Come se quel pensiero avesse attraversato la mente dell’elfo, il Mago Mascherato indietreggiò bruscamente e affermò: «Hai appena visto la nostra rete distruggere una casa. Era un’abitazione usata da alcuni cospiratori del regno che desiderano trattare con i drow. Bramano tanto la ricchezza e l’importanza che gli elfi delle tenebre hanno loro promesso che intendono tradirci e diventare vassalli di qualche matrona del Sottosuolo».

«Ma di sicuro…», iniziò Elminster, per poi interrompersi. Nulla era sicuro di quella storia tranne il fatto che il Maestro stesse mentendo. Sul pascolo Mystra gli aveva conferito tale capacità di discernimento, e ora capiva quando la voce fredda e sottile del mago si allontanava dalla verità.

«Presto», continuò l’elfo, «andremo in un luogo che è ha protezioni specifiche contro di me, dove potrei entrare solo distruggendone tutte le barriere, e quindi annunciando a tutti il mio arrivo. Non voglio sprecare tanta magia».

Il mago puntò il dito verso El. «Tu, invece, potrai entrare senza problemi. La mia magia ti fornirà un orco incatenato, un malvagio saccheggiatore di villaggi umani ed elfi che abbiamo catturato mentre arrostiva allo spiedo bambini per cena. Alimenterai il tuo incantesimo con le sue energie, e poi scaglierai la tua antimagia – naturalmente aumentata per dimensioni ed efficacia dall’incantesimo che ti ho insegnato – nella casa che ti indicherò. Poi radunerò alcuni armathor fedeli armati di spade, e il gioco sarà fatto. I traditori moriranno e Cormanthor sarà al sicuro ancora per qualche tempo.
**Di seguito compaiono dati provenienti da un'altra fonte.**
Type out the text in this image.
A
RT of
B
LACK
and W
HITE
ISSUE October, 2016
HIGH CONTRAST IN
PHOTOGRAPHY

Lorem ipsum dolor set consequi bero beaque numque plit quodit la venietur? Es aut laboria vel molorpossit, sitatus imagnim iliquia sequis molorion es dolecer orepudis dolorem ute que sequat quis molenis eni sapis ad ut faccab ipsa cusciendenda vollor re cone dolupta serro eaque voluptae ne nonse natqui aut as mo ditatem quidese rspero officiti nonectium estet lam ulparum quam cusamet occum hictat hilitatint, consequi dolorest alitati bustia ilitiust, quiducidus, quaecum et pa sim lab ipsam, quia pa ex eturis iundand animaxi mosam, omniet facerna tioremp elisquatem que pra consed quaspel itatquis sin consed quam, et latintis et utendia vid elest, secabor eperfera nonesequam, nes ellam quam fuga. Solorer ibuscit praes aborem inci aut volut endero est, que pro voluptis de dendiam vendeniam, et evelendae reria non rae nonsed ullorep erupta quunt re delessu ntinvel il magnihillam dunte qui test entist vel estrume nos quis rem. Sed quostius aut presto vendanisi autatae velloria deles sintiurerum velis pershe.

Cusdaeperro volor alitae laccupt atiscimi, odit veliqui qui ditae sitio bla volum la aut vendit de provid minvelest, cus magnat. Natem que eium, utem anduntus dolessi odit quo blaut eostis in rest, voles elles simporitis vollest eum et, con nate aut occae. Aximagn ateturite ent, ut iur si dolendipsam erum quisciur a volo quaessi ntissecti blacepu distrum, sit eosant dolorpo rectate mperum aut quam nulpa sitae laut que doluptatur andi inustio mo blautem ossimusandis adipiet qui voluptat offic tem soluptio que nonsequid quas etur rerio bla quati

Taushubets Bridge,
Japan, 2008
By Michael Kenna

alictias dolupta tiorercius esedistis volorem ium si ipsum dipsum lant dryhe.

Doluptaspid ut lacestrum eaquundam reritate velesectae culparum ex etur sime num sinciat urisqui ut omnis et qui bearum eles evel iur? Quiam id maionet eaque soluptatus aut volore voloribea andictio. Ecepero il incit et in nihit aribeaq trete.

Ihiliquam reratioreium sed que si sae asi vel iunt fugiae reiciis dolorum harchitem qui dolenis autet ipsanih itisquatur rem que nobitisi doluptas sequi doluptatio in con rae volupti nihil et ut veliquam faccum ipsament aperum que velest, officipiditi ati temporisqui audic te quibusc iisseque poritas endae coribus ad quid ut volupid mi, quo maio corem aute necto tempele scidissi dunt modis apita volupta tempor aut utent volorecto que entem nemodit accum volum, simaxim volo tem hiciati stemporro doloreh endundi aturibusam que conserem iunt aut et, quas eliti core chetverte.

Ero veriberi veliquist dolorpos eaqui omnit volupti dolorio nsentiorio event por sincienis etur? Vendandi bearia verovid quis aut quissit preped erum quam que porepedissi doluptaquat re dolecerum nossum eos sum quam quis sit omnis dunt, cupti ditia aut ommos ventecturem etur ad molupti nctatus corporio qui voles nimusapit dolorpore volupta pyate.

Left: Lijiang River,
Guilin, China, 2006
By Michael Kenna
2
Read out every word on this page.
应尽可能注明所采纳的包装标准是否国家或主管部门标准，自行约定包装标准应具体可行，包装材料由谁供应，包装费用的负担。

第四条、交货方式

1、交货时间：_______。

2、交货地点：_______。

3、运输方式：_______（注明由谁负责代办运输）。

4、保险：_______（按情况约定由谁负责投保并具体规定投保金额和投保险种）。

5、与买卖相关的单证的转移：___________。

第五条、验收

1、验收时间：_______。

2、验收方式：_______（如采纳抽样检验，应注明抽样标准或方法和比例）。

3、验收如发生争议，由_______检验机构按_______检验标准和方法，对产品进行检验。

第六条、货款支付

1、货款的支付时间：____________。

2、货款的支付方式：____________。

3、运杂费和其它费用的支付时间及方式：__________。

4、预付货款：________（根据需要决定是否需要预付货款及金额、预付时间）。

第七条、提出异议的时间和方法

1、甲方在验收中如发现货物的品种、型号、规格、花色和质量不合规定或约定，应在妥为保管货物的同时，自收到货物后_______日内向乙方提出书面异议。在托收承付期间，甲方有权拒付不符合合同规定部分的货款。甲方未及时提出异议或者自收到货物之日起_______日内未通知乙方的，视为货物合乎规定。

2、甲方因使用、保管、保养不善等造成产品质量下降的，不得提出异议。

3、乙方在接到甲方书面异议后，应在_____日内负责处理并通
Dopo tale azione sarai finalmente pronto per essere presentato al Coronal».

«Al Coronal?», Elminster si sentì eccitato quasi quanto avesse lasciato intendere il tono della sua voce. Effettivamente sarebbe stato bello rivedere Lord Eltargrim. Ciò, tuttavia, non dissipò la strana sensazione che aveva riguardo l’intera faccenda. Chi avrebbe ucciso in realtà?

Il Mascherato vide il disgusto sul volto di El. «Nella casa che colpirai vive un mago, un mago molto potente», aggiunse lentamente. «Tuttavia spero che i miei assistenti affrontino i veri nemici con la stessa efficienza con cui trasformiamo funghi velenosi ed evochiamo la luce nei luoghi oscuri. Il vero mago non si permette mai di essere intimorito dalla magia quando la usa».

Il mago saggio, pensò tra sé Elminster, ricordando le parole di Mystra, finge di non sapere nulla della magia.

E quando raggiungerà la vera saggezza, saprà che non stava fingendo, completò ironicamente «Sei pronto, Elminster?», gli domandò pacato il Maestro. «Sei finalmente pronto a intraprendere una missione importante?»

Mystra? Domandò El silenziosamente. Una visione apparve subito nella sua mente: il Mascherato aveva il dito puntato verso di lui, proprio com’era accaduto un attimo prima, e nella visione El sorrideva e annuiva entusiasta. Era tutto chiaro.

«Sono pronto», esclamò El, sorridendo e annuendo in maniera entusiasta.

La maschera non nascose il lento sorriso che segnò il volto del mago.

L’elfo sollevò le mani e mormorò: «Allora andiamo». Fece un singolo gesto in direzione del principe, e il mondo scomparve in un fumo vorticante.

Quando il fumo si dissipò rendendo nuovamente visibili l’umano e il mago, essi erano in una valle boscosa, situata da qualche parte a Cormanthor, a giudicare dall’aspetto degli alberi e dal sole sopra di loro. Erano in piedi su una collinetta, accanto a un pozzo e, oltre un piccolo avvallamento che racchiudeva un giardino, si ergeva una casa bassa e tortuosa, fatta di alberi uniti da stanze di legno dal tetto spiovente. Se non fosse stato per le finestre ovali visibili nei tronchi d’albero, avrebbe potuto benissimo essere una casa abitata da uomini.

«Colpisci rapidamente», mormorò il mago all’orecchio di Elminster, dopodiché svanì, e al suo posto comparve un orco in pesanti catene. La bestia lo fissava, scongiurandolo con gli occhi, come se tentasse freneticamente di dire qualcosa attraverso lo spesso bavaglio che gli avvolgeva bocca e zanne. Ma tutto ciò che riuscì a emettere fu un debole ma acuto piagnucolio.

Un divoratore di bambini e un saccheggiatore, eh? El serrò le labbra, disgustato da ciò che doveva fare, e toccò l’orco senza esitazione. Il Mascherato lo stava sicuramente osservando.